Pensione anticipata: conviene aderire a quota 100?

Pensione anticipata e quota 100
Pensione anticipata e quota 100

Pensione anticipata e Quota 100: Conviene anticipare l’uscita dal lavoro? Quali potrebbero essere delle soluzioni alternative?

Pensione anticipata: quota 100 da la possibilità, ma non l’obbligo, di uscire prima dal mondo del lavoro per il lavoratore che, sommando gli anni anagrafici e quelli lavorativi, raggiunge la somma di cento anni.

I lavoratori che decidono di usufruire di questa opzione hanno imparato a proprie spese cosa comporterebbe l’adesione alla legge. Sono state fatte molte simulazioni molte tra le quali bocciano questa opzione per i lavoratori con stipendi medio bassi. Stiamo parlando di lavoratori che percepiscono stipendi netti massimi di 2000 € ovvero della maggioranza dei lavoratori dipendenti.

Quota 100 conviene? Facciamo una simulazione…

La perdita si traduce in cifre molto alte spesso incompatibili con un tenore di vita sufficiente.  Un lavoratore che guadagna 2000 € netti al mese, quindi una cifra neppure così comune tra i lavoratori dipendenti, con 36 anni di anzianità, se scegliesse quota cento percepirebbe una pensione di 1244 € al mese. Il vantaggio risiede nel fatto che uscirebbe dal lavoro a 62 anni e 3 mesi piuttosto che con 67 anni e 7 mesi con la legge Fornero. 

I fattori che dovrebbero essere messi sul piatto della bilancia sono però non solo economici. La qualità della vita, lo stress da lavoro correlato, ulteriori altre entrate finanziarie e così via.

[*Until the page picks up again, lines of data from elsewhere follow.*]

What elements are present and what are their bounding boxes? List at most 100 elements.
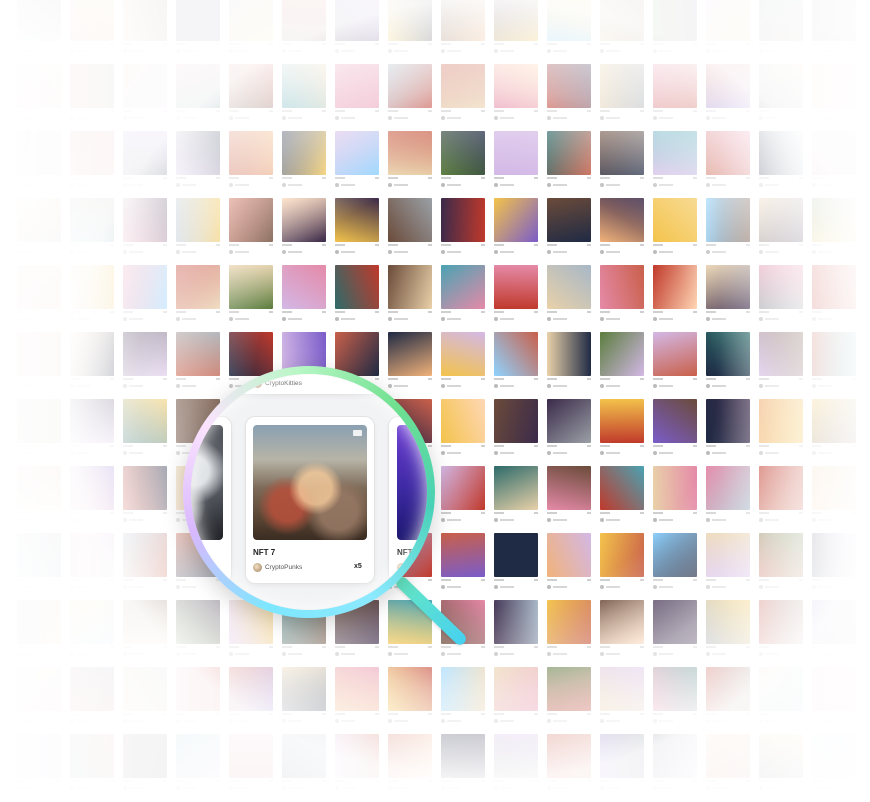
- grid-nft-card[interactable]: [653, 600, 697, 664]
- grid-nft-card[interactable]: [70, 734, 114, 798]
- grid-nft-card[interactable]: [653, 399, 697, 463]
- grid-nft-card[interactable]: [812, 265, 856, 329]
- grid-nft-card[interactable]: [653, 466, 697, 530]
- grid-nft-card[interactable]: [176, 667, 220, 731]
- grid-nft-card[interactable]: [547, 0, 591, 61]
- grid-nft-card[interactable]: [335, 198, 379, 262]
- grid-nft-card[interactable]: [600, 0, 644, 61]
- grid-nft-card[interactable]: [759, 533, 803, 597]
- grid-nft-card[interactable]: [600, 734, 644, 798]
- grid-nft-card[interactable]: [123, 64, 167, 128]
- grid-nft-card[interactable]: [494, 600, 538, 664]
- grid-nft-card[interactable]: [441, 265, 485, 329]
- grid-nft-card[interactable]: [70, 533, 114, 597]
- grid-nft-card[interactable]: [70, 466, 114, 530]
- grid-nft-card[interactable]: [123, 0, 167, 61]
- grid-nft-card[interactable]: [17, 466, 61, 530]
- grid-nft-card[interactable]: [706, 734, 750, 798]
- grid-nft-card[interactable]: [388, 667, 432, 731]
- grid-nft-card[interactable]: [70, 332, 114, 396]
- grid-nft-card[interactable]: [335, 734, 379, 798]
- grid-nft-card[interactable]: [70, 198, 114, 262]
- grid-nft-card[interactable]: [70, 667, 114, 731]
- grid-nft-card[interactable]: [229, 265, 273, 329]
- grid-nft-card[interactable]: [17, 131, 61, 195]
- grid-nft-card[interactable]: [17, 64, 61, 128]
- grid-nft-card[interactable]: [282, 198, 326, 262]
- grid-nft-card[interactable]: [388, 131, 432, 195]
- grid-nft-card[interactable]: [494, 0, 538, 61]
- grid-nft-card[interactable]: [706, 0, 750, 61]
- grid-nft-card[interactable]: [229, 198, 273, 262]
- grid-nft-card[interactable]: [123, 399, 167, 463]
- grid-nft-card[interactable]: [176, 734, 220, 798]
- grid-nft-card[interactable]: [600, 466, 644, 530]
- grid-nft-card[interactable]: [282, 734, 326, 798]
- grid-nft-card[interactable]: [812, 466, 856, 530]
- grid-nft-card[interactable]: [706, 399, 750, 463]
- grid-nft-card[interactable]: [812, 0, 856, 61]
- grid-nft-card[interactable]: [176, 64, 220, 128]
- grid-nft-card[interactable]: [282, 265, 326, 329]
- grid-nft-card[interactable]: [759, 64, 803, 128]
- grid-nft-card[interactable]: [494, 64, 538, 128]
- grid-nft-card[interactable]: [388, 64, 432, 128]
- grid-nft-card[interactable]: [229, 0, 273, 61]
- grid-nft-card[interactable]: [494, 131, 538, 195]
- grid-nft-card[interactable]: [547, 734, 591, 798]
- grid-nft-card[interactable]: [812, 600, 856, 664]
- grid-nft-card[interactable]: [812, 198, 856, 262]
- grid-nft-card[interactable]: [282, 667, 326, 731]
- grid-nft-card[interactable]: [441, 332, 485, 396]
- grid-nft-card[interactable]: [706, 265, 750, 329]
- grid-nft-card[interactable]: [494, 667, 538, 731]
- grid-nft-card[interactable]: [494, 533, 538, 597]
- grid-nft-card[interactable]: [706, 131, 750, 195]
- grid-nft-card[interactable]: [176, 265, 220, 329]
- grid-nft-card[interactable]: [176, 600, 220, 664]
- grid-nft-card[interactable]: [600, 265, 644, 329]
- grid-nft-card[interactable]: [70, 399, 114, 463]
- grid-nft-card[interactable]: [653, 131, 697, 195]
- grid-nft-card[interactable]: [600, 332, 644, 396]
- grid-nft-card[interactable]: [653, 0, 697, 61]
- grid-nft-card[interactable]: [123, 332, 167, 396]
- grid-nft-card[interactable]: [706, 600, 750, 664]
- grid-nft-card[interactable]: [759, 0, 803, 61]
- grid-nft-card[interactable]: [441, 734, 485, 798]
- grid-nft-card[interactable]: [335, 265, 379, 329]
- grid-nft-card[interactable]: [123, 533, 167, 597]
- grid-nft-card[interactable]: [812, 332, 856, 396]
- grid-nft-card[interactable]: [441, 131, 485, 195]
- grid-nft-card[interactable]: [176, 0, 220, 61]
- grid-nft-card[interactable]: [547, 399, 591, 463]
- grid-nft-card[interactable]: [706, 332, 750, 396]
- grid-nft-card[interactable]: [17, 533, 61, 597]
- grid-nft-card[interactable]: [547, 64, 591, 128]
- grid-nft-card[interactable]: [706, 667, 750, 731]
- grid-nft-card[interactable]: [388, 265, 432, 329]
- grid-nft-card[interactable]: [388, 332, 432, 396]
- grid-nft-card[interactable]: [441, 0, 485, 61]
- grid-nft-card[interactable]: [282, 0, 326, 61]
- grid-nft-card[interactable]: [812, 667, 856, 731]
- grid-nft-card[interactable]: [229, 667, 273, 731]
- grid-nft-card[interactable]: [600, 64, 644, 128]
- grid-nft-card[interactable]: [123, 734, 167, 798]
- grid-nft-card[interactable]: [229, 734, 273, 798]
- grid-nft-card[interactable]: [547, 466, 591, 530]
- nft-card-main[interactable]: NFT 7 CryptoPunks x5: [246, 417, 374, 583]
- grid-nft-card[interactable]: [388, 198, 432, 262]
- grid-nft-card[interactable]: [123, 466, 167, 530]
- grid-nft-card[interactable]: [759, 332, 803, 396]
- grid-nft-card[interactable]: [17, 600, 61, 664]
- grid-nft-card[interactable]: [812, 64, 856, 128]
- grid-nft-card[interactable]: [123, 131, 167, 195]
- grid-nft-card[interactable]: [600, 131, 644, 195]
- grid-nft-card[interactable]: [388, 0, 432, 61]
- grid-nft-card[interactable]: [17, 265, 61, 329]
- grid-nft-card[interactable]: [706, 533, 750, 597]
- grid-nft-card[interactable]: [176, 131, 220, 195]
- grid-nft-card[interactable]: [547, 533, 591, 597]
- grid-nft-card[interactable]: [812, 131, 856, 195]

Ricordiamo che il metodo con cui vanno in pensione ora i lavoratori è per lo più misto – ovvero metodo retributivo fino al 1996 e metodo contributivo dopo quella data – quindi i calcoli attuali devono tenere conto questa variabile. I lavoratori più giovani, e per giovani includiamo anche i cinquantenni, dovrebbero valutare seriamente di aderire in massa alla previdenza integrativa proprio per avere una ulteriore ‘stampella’ in modo da avere un’altra fonte di reddito utile a ridurre almeno parzialmente il gap che si creerà rispetto all’ultimo stipendio.

Per avere alcune idee su come aumentare le fonti di reddito sin da ora si rimanda la lettura a questi link.

-Come evitare spese inutili e risparmiare

-Cosa è il network marketing

I vari legislatori che si stanno alternando non stanno affrontando il tema in modo concreto. Ovvero, non è né con le politiche di austerità che vedono il lavoratore sul posto fino a età immorali – sessantasette anni sono una quota esageratamente alta per una persona che potrebbe avere lavorato ben oltre i 45 anni – né con quota cento che nei fatti sono adatte solo a lavoratori che hanno stipendi molto più alti.

Lo stesso Governo ci informa che quota cento verrà richiesto da quasi 130.000 persone. Meno, molto meno, delle ipotesi del legislatore. Questo è un bene per le casse dello Stato che si ritrova un piccolo gruzzolo da poter utilizzare in altre manovre.

Quale potrebbe essere un sistema efficace per aiutare i lavoratori in vista della pensione?

Solo una vera politica sui costi del lavoro, solo una vera politica di aiuto al sud sotto forma di sgravi alle industrie, immaginiamo l’industria del turismo, delle infrastrutture che latitano da anni, potrebbe favorire le entrate delle casse dell’INPS e aiutare sia i giovani che potranno lavorare che i più anziani che potranno lasciare il lavoro e godersi una pensione adeguata ai lunghi sacrifici fatti per decenni.